There are occasions where I like answers. There’s so much doubt in life, it’s nice to come across something that has ground rules. Generally you stick to said rules and things will work out okay. The 50-30-20 budget is such a thing. Sure, no one solution will work for everyone when it comes to budgeting. Then again, you can’t go too far wrong should you institute this strategy in your life. Here are some of the ins and outs of the budget.
Start With After Tax
It’s all very interesting to look at your paycheck and see how much money you are ‘losing’ to tax, but in the end of the day, it’s not going to make any difference to your budget. Work out how much income you have after-tax, and write it at the top of the page, probably with a big black pen to keep you on-task.
50%: The Must-Haves
Cable TV subscriptions don’t count.
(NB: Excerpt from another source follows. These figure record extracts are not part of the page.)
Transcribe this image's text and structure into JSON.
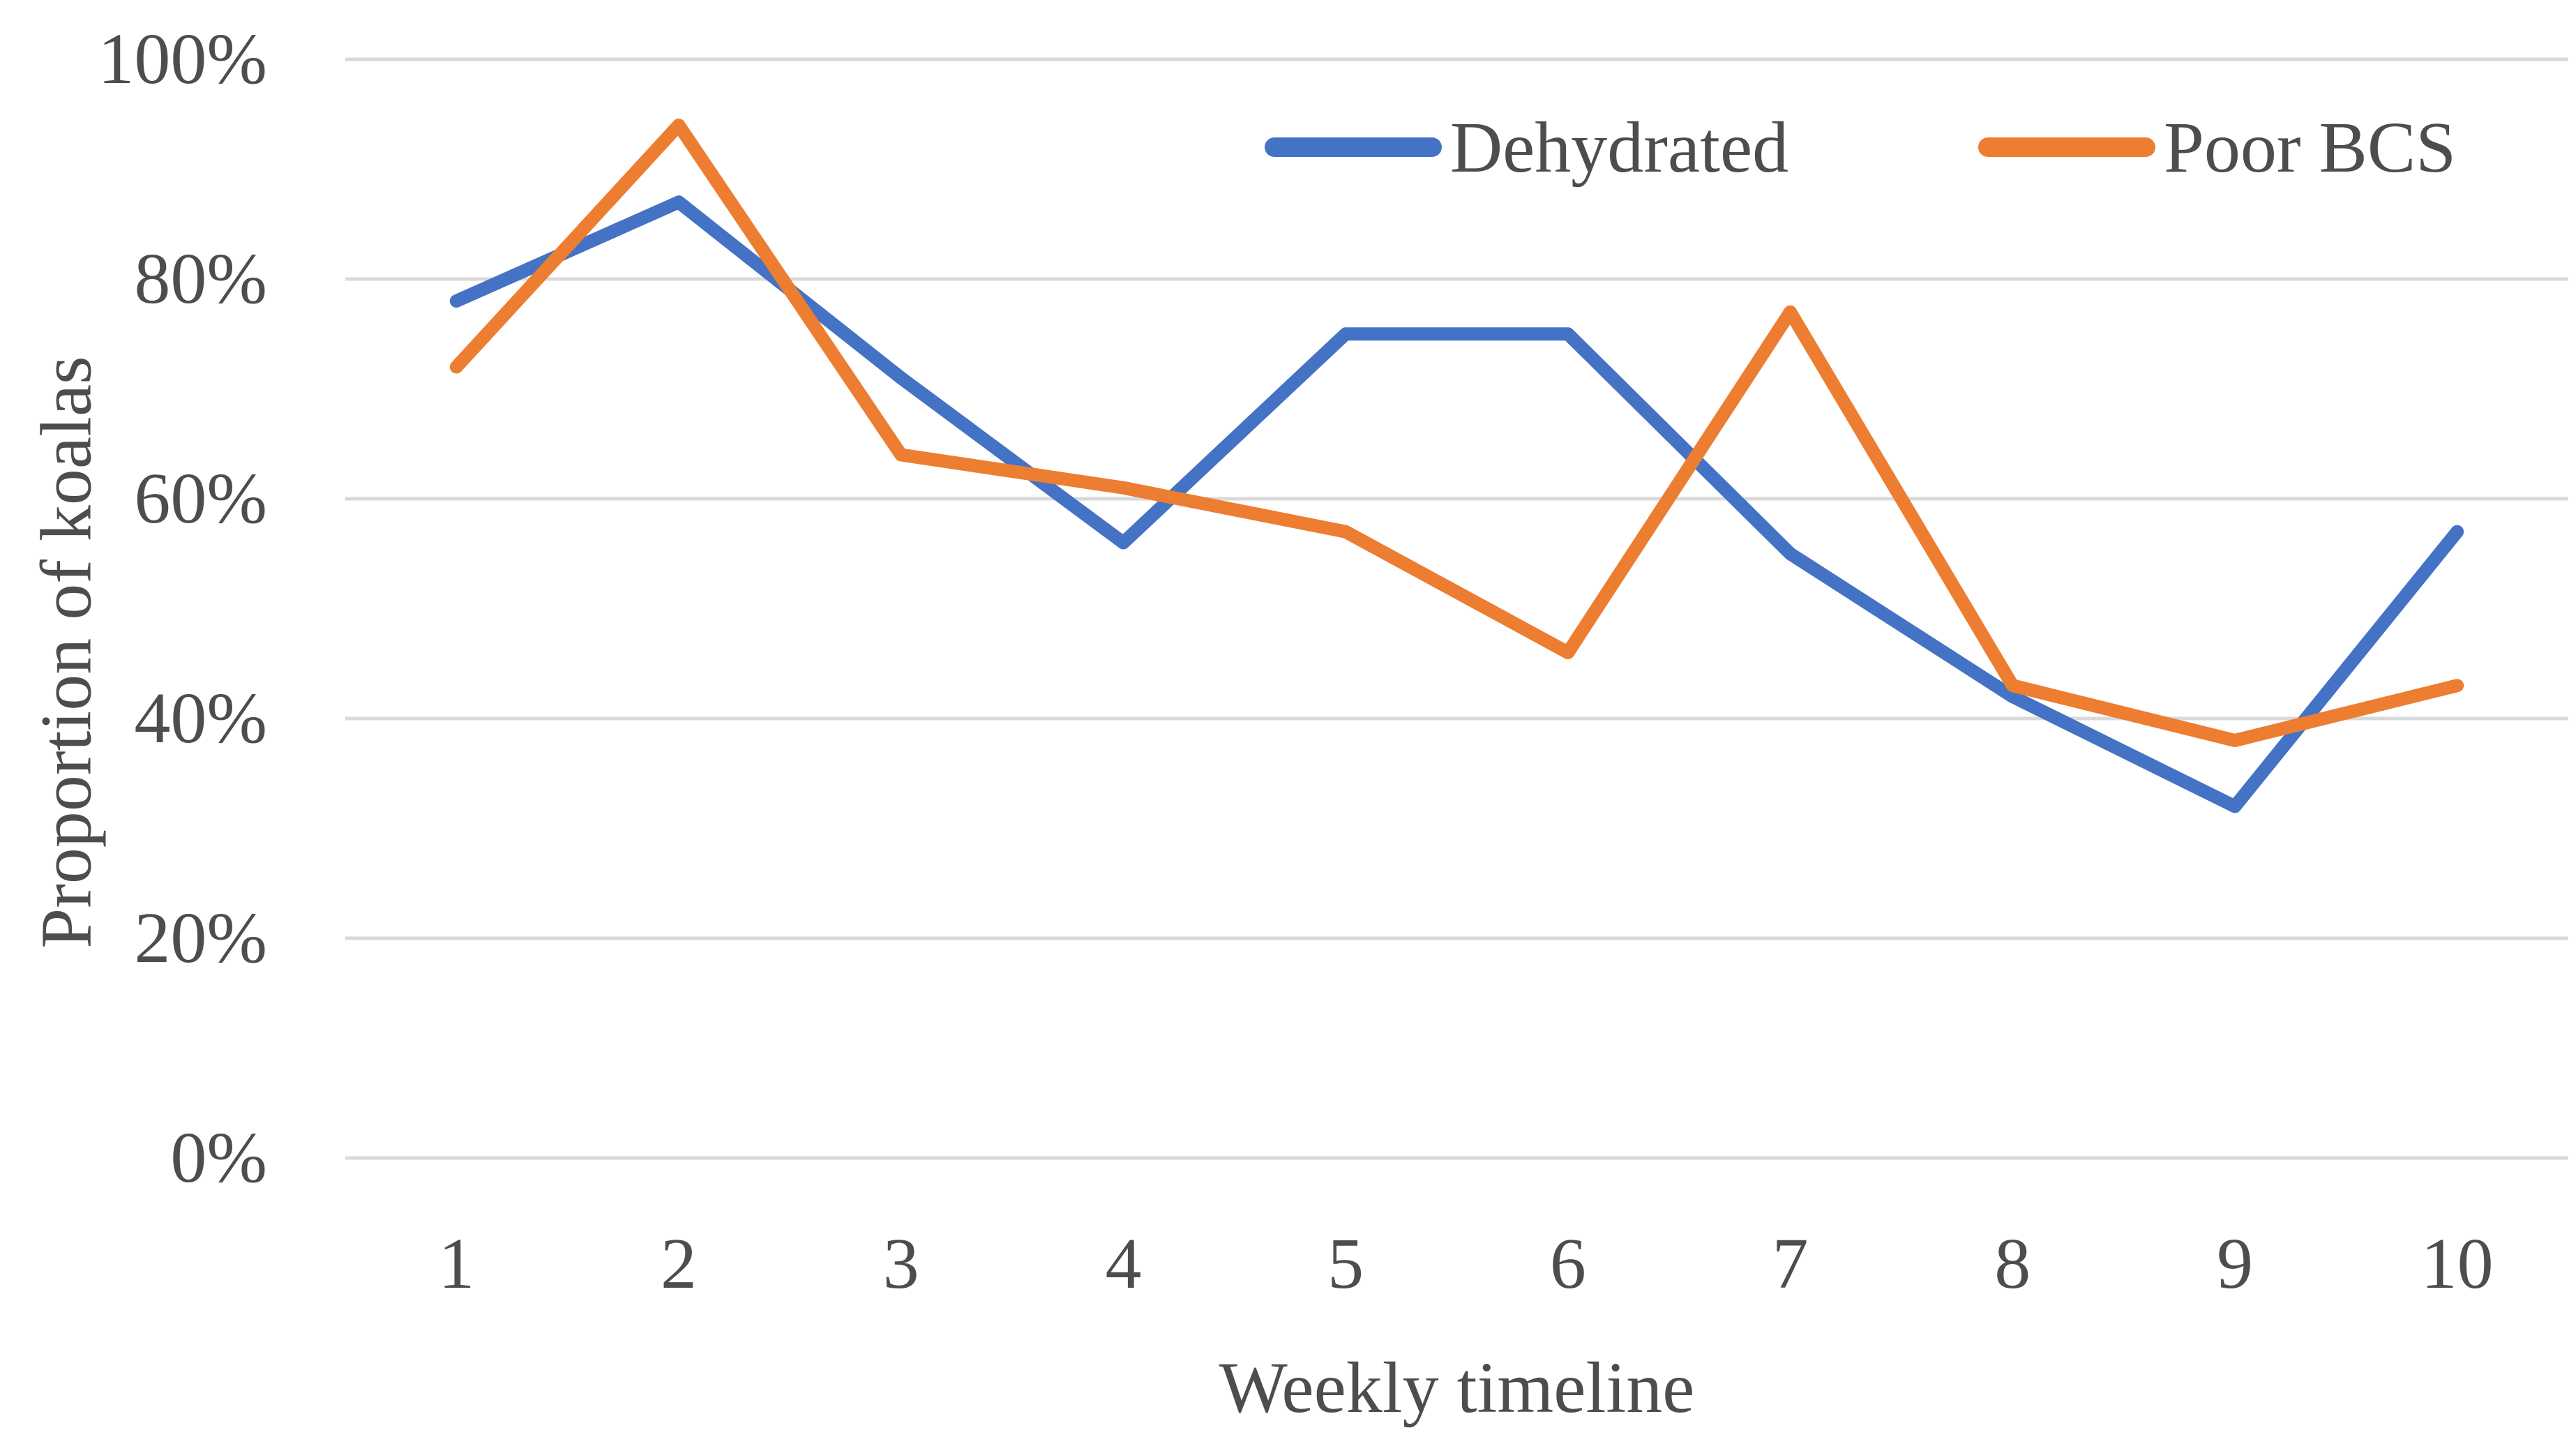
{
  "chart_data": {
    "type": "line",
    "title": "",
    "xlabel": "Weekly timeline",
    "ylabel": "Proportion of koalas",
    "x": [
      1,
      2,
      3,
      4,
      5,
      6,
      7,
      8,
      9,
      10
    ],
    "x_tick_labels": [
      "1",
      "2",
      "3",
      "4",
      "5",
      "6",
      "7",
      "8",
      "9",
      "10"
    ],
    "ylim": [
      0,
      100
    ],
    "yticks": [
      0,
      20,
      40,
      60,
      80,
      100
    ],
    "ytick_labels": [
      "0%",
      "20%",
      "40%",
      "60%",
      "80%",
      "100%"
    ],
    "grid": "horizontal gridlines only",
    "gridline_color": "#d9d9d9",
    "text_color": "#4d4d4d",
    "background_color": "#ffffff",
    "legend_position": "top-center-right, horizontal",
    "series": [
      {
        "name": "Dehydrated",
        "color": "#4472c4",
        "values": [
          78,
          87,
          71,
          56,
          75,
          75,
          55,
          42,
          32,
          57
        ]
      },
      {
        "name": "Poor BCS",
        "color": "#ed7d31",
        "values": [
          72,
          94,
          64,
          61,
          57,
          46,
          77,
          43,
          38,
          43
        ]
      }
    ]
  },
  "legend": {
    "items": [
      {
        "label": "Dehydrated",
        "color": "#4472c4"
      },
      {
        "label": "Poor BCS",
        "color": "#ed7d31"
      }
    ]
  }
}
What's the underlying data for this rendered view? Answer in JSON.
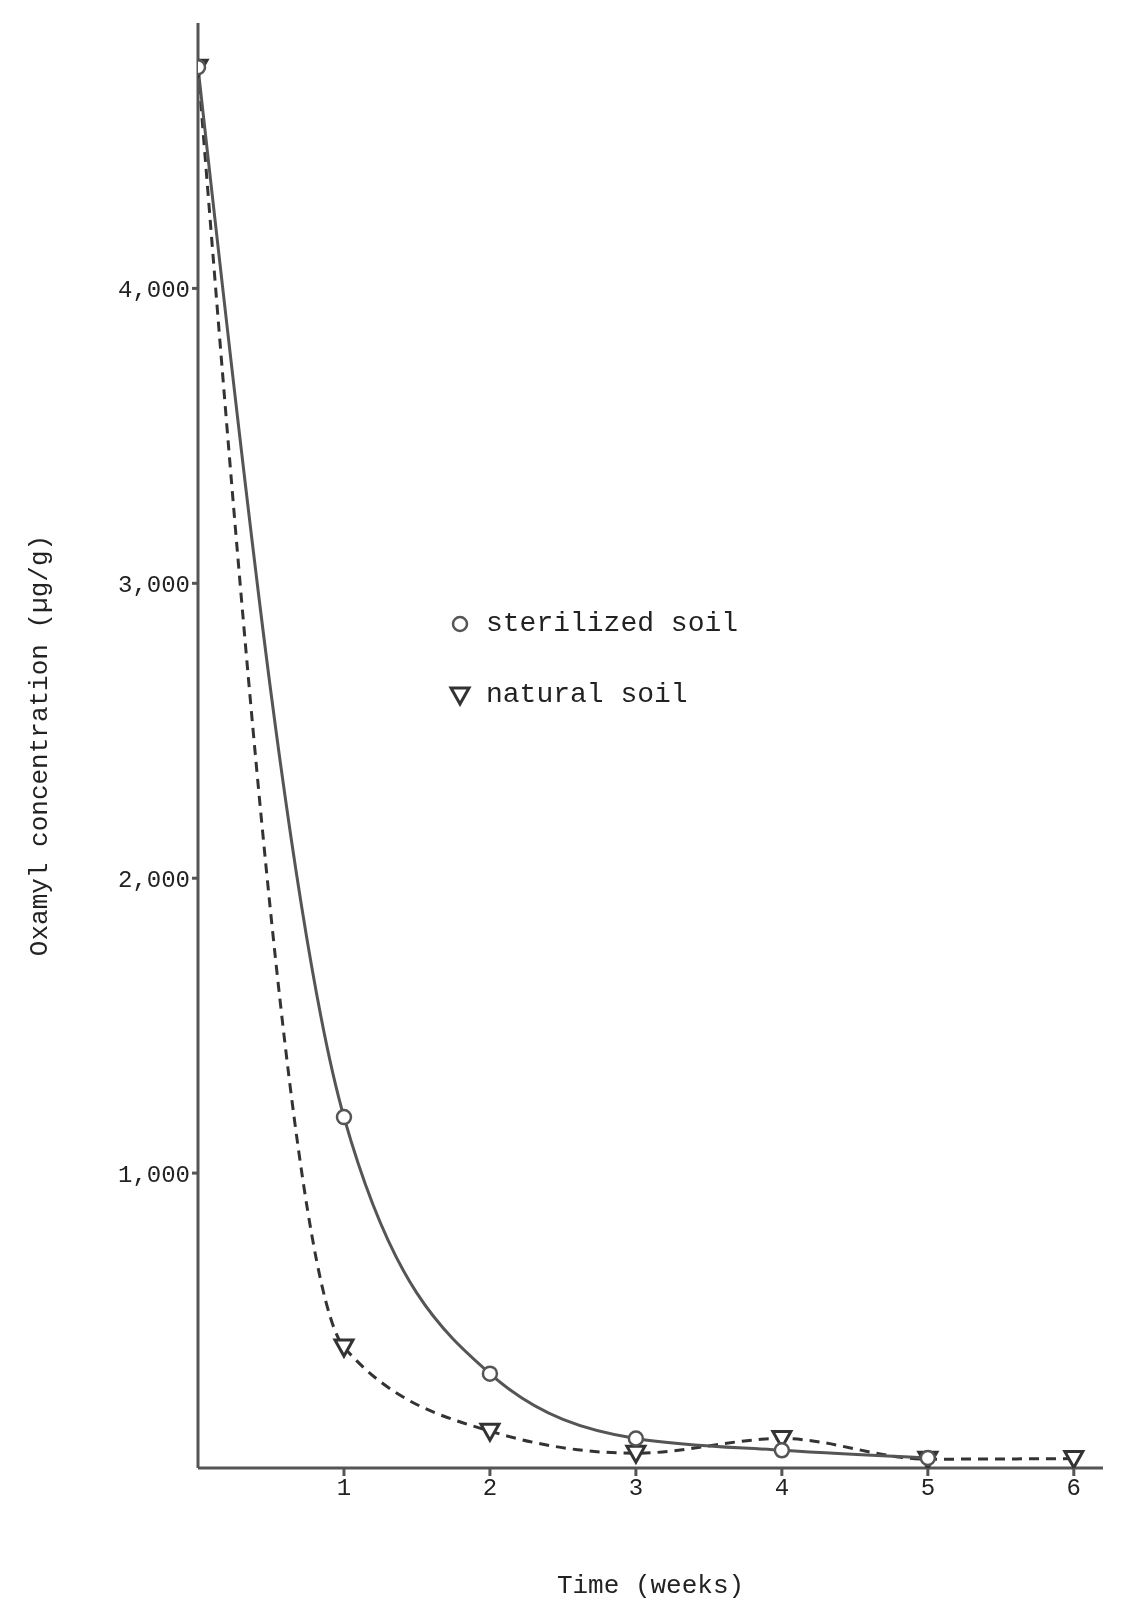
{
  "chart_data": {
    "type": "line",
    "xlabel": "Time (weeks)",
    "ylabel": "Oxamyl concentration (µg/g)",
    "x": [
      0,
      1,
      2,
      3,
      4,
      5,
      6
    ],
    "series": [
      {
        "name": "sterilized soil",
        "color": "#555555",
        "marker": "circle",
        "line_style": "solid",
        "values": [
          4750,
          1190,
          320,
          100,
          60,
          34,
          null
        ]
      },
      {
        "name": "natural soil",
        "color": "#333333",
        "marker": "triangle",
        "line_style": "dashed",
        "values": [
          4750,
          410,
          125,
          50,
          100,
          30,
          32
        ]
      }
    ],
    "xlim": [
      0,
      6.2
    ],
    "xticks": [
      1,
      2,
      3,
      4,
      5,
      6
    ],
    "ylim": [
      0,
      4900
    ],
    "yticks": [
      {
        "value": 1000,
        "label": "1,000"
      },
      {
        "value": 2000,
        "label": "2,000"
      },
      {
        "value": 3000,
        "label": "3,000"
      },
      {
        "value": 4000,
        "label": "4,000"
      }
    ],
    "grid": false,
    "legend": "top left"
  }
}
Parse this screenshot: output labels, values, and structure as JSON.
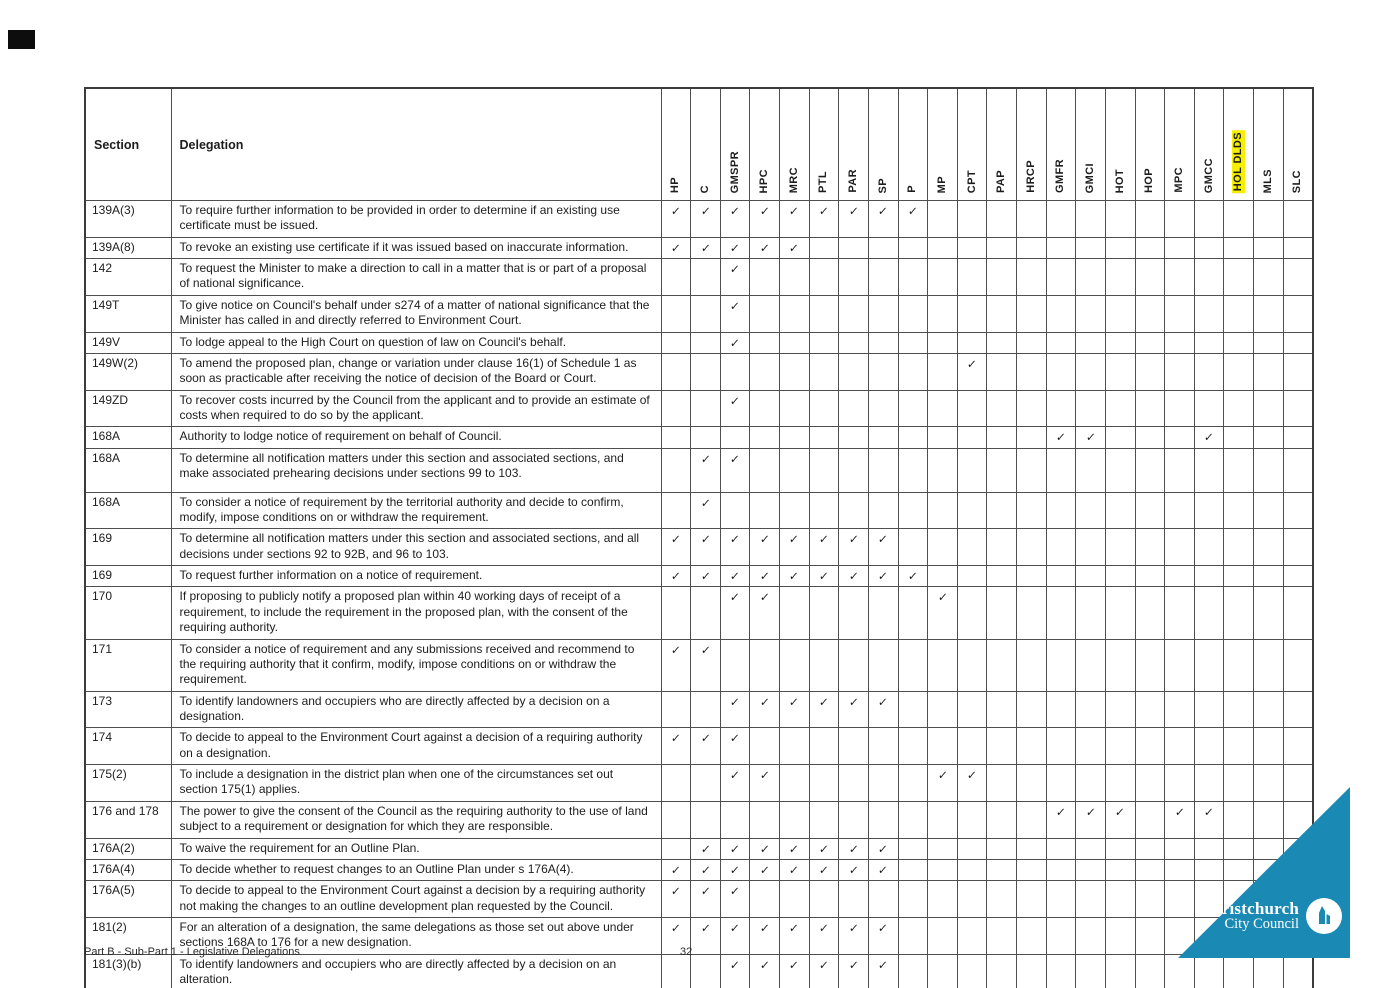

Rent, utility bills, school fees, groceries, insurance- these things are necessities. Some things straddle the line- for instance, I need my phone for work but I probably can’t count all my roaming charges for when I check my facebook. Internet access is a similar thing. If something can be delayed, then it’s probably not a necessity. My new jeans for instance. My phone bill, on the other hand, isn’t something I can really avoid- though I would love to taper down the costs over the next couple of months. For me, keeping my must-have expenses to 50% of my income is pretty tricky. I’m not a particularly high earner and have a lot of business related expenses, so to truly implement this budget, I would need to think long and hard about what truly constitutes necessity.
30%: The Wants
Finally! A budget that appreciates that having a good time is still allowable, even while being financially responsible. In this form, 30% of your budget ca be spent on wants. Dinners out, new clothes, a more expensive phone plan. These things are wants, and have an important place in your life. Keeping your expenses to 30% will keep you financially on top. Once you’ve spent it, it’s gone. You’ll have to stick to must-haves until your next pay check.
20%: Savings And Debt
The great part of the budget is that you can accommodate your particular circumstances- if you have no debt, that 20% can go on savings. If you’re struggling to pay it off, you can focus a little heavier on repayments. 20% doesn’t seem like a whole lot of money to be putting towards paying off your debts, saving for retirement, and bolstering the emergency fund- it can have the appearance of being quite a small amount of money being asked to do a huge number of things. But while 20% might not seem like it will get you anywhere fast, it’s a consistent number that won’t ruin your life in the process. The most important thing in saving- like eating healthily or getting to the gym- is being able to build into your life so it can stay in your life on a permanent basis.